Qualcuno ritiene che queste classifiche
dovrebbero avere essenzialmente una funzione semaforica: dovrebbero
cioè suggerire il via libera o lo stop all'ascolto di un disco visto
l'impossibilità comune del scegliere nel marasma musicale odierno.
Qualcun'altro pensa che la funzione sia essenzialmente giudicante,
una sorta di tribunale estetico in cui si emettono sentenze e si
eseguono condanne (tanti mettono pure le classifiche dei peggiori
dischi dell'anno). Qualcun'altro ancora pensa che siano un momento di
mediazione tra l'autore e il suo pubblico. Chi solo un gioco...e si
potrebbe continuare.
E chi non ama nessuna di queste figure?
Chi non si ritrova ne nei panni di un
semaforo ne di un giudice, ne in quelli di un mediatore. Che fa?

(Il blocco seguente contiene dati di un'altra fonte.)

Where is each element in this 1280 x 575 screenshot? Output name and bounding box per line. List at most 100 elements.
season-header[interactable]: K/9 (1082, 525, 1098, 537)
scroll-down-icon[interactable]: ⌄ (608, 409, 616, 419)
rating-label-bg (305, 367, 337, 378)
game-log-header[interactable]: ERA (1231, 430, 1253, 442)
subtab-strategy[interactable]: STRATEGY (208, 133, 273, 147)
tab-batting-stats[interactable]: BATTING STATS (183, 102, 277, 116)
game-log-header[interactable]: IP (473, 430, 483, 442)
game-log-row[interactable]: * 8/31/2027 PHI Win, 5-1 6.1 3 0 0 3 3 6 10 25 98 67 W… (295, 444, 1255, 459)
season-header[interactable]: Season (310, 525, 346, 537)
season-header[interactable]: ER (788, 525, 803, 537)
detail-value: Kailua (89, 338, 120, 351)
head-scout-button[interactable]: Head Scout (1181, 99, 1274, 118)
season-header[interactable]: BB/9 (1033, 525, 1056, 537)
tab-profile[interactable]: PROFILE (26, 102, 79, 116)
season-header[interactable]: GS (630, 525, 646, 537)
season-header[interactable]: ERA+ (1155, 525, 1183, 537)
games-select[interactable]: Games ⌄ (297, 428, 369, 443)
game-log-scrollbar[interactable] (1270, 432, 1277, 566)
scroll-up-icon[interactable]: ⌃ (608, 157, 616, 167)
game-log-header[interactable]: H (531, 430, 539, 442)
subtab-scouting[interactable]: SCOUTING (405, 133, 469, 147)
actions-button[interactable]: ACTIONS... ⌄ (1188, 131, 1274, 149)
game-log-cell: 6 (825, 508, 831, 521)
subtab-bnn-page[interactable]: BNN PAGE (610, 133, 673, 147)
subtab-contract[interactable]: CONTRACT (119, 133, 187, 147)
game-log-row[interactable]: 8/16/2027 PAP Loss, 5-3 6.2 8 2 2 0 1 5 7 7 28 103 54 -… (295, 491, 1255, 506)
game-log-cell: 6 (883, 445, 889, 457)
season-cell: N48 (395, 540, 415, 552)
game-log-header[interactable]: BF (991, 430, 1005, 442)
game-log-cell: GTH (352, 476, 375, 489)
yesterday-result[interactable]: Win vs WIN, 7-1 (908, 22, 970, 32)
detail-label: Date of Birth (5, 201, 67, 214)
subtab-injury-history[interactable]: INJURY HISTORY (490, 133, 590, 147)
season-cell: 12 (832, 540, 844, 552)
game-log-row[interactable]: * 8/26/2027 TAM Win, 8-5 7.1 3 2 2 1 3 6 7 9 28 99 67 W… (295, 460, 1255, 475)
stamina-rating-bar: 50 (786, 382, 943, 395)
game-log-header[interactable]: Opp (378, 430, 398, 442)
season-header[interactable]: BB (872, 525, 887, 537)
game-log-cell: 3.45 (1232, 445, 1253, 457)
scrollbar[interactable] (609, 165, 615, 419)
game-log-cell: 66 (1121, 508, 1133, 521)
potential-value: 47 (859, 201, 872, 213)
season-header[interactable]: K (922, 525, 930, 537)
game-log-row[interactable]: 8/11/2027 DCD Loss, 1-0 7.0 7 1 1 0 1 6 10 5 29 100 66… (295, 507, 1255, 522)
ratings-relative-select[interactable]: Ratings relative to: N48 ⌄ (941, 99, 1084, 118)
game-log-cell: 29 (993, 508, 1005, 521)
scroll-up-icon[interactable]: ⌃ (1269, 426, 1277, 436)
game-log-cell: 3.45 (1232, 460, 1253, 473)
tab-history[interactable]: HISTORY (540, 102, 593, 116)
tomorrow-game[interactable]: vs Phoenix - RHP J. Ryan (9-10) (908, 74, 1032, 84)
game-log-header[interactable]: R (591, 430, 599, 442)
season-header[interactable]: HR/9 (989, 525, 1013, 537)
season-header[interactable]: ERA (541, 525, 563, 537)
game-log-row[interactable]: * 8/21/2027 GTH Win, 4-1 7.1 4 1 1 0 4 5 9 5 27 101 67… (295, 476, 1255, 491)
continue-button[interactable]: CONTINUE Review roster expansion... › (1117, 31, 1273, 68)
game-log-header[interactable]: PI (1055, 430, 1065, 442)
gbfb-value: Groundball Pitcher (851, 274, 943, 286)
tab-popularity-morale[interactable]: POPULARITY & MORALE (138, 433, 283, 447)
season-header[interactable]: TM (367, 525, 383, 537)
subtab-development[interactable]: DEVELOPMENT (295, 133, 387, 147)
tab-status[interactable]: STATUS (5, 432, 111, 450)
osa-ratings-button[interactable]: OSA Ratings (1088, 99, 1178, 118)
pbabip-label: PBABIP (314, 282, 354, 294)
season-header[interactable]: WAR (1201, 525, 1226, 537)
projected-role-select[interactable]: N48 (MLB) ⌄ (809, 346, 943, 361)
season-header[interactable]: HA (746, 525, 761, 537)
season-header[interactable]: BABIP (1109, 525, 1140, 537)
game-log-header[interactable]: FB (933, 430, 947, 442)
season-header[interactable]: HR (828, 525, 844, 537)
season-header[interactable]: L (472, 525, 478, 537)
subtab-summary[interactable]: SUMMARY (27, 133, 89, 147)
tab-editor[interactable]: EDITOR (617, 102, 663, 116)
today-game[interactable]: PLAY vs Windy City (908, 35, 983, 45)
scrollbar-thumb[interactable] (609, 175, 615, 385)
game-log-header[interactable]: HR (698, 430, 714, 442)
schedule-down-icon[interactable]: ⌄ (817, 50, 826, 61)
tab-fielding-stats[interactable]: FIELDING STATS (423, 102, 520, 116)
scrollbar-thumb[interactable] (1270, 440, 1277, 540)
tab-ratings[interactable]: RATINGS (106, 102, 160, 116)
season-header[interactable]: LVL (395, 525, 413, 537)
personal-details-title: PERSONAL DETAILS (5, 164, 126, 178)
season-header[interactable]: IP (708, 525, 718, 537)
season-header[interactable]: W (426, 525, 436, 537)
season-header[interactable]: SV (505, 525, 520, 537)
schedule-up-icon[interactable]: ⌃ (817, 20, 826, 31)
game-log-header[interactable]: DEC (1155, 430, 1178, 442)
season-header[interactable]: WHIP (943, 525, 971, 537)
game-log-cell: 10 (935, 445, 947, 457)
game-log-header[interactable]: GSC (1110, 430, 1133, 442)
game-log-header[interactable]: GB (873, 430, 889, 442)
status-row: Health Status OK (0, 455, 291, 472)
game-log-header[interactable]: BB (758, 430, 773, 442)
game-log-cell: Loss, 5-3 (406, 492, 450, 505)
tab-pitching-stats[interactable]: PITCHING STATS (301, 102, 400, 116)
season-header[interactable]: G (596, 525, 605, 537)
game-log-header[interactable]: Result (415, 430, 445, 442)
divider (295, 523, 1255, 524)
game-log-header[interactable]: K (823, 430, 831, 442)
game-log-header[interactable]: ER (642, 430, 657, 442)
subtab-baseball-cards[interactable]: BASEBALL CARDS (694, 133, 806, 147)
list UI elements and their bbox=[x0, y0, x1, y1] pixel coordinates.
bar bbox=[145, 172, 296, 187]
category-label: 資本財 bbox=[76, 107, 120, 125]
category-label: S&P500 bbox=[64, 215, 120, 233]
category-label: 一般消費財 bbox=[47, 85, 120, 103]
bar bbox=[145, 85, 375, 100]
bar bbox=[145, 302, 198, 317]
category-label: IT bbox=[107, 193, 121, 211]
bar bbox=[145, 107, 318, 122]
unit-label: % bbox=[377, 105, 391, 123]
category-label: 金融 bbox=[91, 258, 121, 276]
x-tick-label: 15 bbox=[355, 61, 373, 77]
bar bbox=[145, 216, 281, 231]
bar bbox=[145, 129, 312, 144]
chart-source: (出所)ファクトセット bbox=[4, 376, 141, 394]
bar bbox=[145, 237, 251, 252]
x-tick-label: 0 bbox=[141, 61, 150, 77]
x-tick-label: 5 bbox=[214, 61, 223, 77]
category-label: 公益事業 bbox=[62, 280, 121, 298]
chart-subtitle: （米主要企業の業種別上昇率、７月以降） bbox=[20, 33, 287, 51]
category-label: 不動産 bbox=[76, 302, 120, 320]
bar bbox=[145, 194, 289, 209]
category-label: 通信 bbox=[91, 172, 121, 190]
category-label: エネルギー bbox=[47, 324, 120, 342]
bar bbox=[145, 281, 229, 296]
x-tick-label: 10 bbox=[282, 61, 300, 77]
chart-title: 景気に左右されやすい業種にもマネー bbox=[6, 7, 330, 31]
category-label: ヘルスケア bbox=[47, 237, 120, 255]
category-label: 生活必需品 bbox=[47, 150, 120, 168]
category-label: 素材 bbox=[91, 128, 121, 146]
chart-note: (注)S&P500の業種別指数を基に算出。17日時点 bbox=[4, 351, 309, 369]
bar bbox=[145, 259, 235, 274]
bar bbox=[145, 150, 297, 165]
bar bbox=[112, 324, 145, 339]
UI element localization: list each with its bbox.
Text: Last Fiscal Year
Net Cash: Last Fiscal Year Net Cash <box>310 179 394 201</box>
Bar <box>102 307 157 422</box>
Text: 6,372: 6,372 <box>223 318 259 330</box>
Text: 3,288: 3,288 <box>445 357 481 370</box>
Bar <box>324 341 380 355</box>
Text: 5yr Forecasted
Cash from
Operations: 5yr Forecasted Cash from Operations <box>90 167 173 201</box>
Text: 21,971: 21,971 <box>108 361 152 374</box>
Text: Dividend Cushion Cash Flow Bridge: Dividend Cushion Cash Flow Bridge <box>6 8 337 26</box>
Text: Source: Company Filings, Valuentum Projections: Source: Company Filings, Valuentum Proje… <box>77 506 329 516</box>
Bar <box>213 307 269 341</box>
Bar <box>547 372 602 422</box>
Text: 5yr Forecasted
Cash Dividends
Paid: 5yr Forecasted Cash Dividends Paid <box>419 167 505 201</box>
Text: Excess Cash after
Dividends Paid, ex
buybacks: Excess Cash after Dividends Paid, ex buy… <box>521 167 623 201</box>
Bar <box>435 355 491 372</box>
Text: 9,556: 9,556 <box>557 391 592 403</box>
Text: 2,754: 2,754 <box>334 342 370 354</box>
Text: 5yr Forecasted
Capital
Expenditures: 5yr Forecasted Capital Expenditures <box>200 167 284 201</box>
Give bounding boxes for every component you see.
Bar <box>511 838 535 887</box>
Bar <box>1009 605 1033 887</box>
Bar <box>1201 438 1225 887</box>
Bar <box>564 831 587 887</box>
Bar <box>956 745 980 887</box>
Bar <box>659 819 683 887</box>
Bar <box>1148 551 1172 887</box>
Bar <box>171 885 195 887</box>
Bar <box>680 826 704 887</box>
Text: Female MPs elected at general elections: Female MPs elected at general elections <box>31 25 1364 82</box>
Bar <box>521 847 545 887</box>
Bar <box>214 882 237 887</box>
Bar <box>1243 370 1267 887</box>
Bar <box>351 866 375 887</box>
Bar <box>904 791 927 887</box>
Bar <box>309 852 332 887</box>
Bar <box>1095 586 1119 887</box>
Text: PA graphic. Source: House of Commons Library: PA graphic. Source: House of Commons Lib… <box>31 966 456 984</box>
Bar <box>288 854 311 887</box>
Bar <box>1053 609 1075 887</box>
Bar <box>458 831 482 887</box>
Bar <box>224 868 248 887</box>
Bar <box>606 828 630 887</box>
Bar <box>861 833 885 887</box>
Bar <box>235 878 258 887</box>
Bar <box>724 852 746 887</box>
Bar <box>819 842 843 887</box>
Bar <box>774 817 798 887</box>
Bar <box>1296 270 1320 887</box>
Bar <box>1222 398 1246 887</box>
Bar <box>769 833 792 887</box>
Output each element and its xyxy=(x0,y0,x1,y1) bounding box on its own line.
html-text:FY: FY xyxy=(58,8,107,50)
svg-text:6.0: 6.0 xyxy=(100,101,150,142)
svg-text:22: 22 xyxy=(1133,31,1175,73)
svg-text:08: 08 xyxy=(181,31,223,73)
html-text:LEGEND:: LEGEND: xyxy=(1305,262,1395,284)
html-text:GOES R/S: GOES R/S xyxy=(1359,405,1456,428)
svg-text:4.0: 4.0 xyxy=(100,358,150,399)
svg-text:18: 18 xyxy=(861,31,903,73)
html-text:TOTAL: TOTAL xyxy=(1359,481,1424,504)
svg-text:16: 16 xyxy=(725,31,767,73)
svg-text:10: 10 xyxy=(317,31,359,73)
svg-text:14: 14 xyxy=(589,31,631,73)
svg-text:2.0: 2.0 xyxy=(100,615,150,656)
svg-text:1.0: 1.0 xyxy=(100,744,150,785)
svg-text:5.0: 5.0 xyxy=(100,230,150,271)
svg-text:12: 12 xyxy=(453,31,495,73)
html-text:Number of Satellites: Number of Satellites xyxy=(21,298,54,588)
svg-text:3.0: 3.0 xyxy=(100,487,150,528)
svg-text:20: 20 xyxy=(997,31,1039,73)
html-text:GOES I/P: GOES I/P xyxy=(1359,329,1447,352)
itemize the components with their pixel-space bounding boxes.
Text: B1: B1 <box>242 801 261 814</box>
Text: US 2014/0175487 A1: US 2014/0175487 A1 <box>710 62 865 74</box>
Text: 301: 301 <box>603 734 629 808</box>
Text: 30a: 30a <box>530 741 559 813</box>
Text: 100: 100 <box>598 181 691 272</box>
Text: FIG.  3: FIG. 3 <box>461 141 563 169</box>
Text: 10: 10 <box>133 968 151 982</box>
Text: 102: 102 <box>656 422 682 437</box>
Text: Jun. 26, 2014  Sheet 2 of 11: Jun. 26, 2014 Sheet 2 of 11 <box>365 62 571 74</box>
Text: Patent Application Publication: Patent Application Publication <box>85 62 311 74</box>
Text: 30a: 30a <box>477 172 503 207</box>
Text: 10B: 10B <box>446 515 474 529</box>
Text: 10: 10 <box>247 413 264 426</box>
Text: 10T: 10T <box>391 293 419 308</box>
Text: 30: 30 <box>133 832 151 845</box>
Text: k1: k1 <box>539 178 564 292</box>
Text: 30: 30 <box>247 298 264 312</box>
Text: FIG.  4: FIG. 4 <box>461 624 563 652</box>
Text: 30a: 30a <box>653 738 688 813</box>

Rinuncia? Decide di fare altro? Si iscrive al partito del “ quelli
sì che erano tempi”?
Io semplicemente penso che non serva
fare playlist per parlare del suono attuale. Penso che oggi non serva
tanto fare da mediazione tra l' autore e l'ascoltatore (entità oggi
quanto mai fantasmatiche) quanto piuttosto tra il mondo e il senso.
Il suono sta li nel mezzo. E chi “scrive” di musica dovrebbe
essere colui che tesse relazioni tra l'uno e l'altro. O che proietta
l'uno sull'altro. O genera l'uno a partire da l'altro.
Per farlo deve saper ascoltare oltre.
Deve rivelare ciò che in genere non viene rivelato.
Consapevole comunque di rivelare una
parzialità infinitamente piccola di un mondo che contiene
un'infinità di mondi.
Non c'è via d'uscita: per me la
playlist di fine anno è impossibile stillarla.
Non mi resta che continuare a muovermi
attraverso il suono fra il mondo e il senso senza pretendere di
sapere una volta per tutte dove sto andando. Ma senza mai dimenticare
che se nel mio orizzonte resta solo il suono (e non c'è il mondo, e
non c'è il senso) forse è meglio che smetta di trasmettere e scrivere di musica.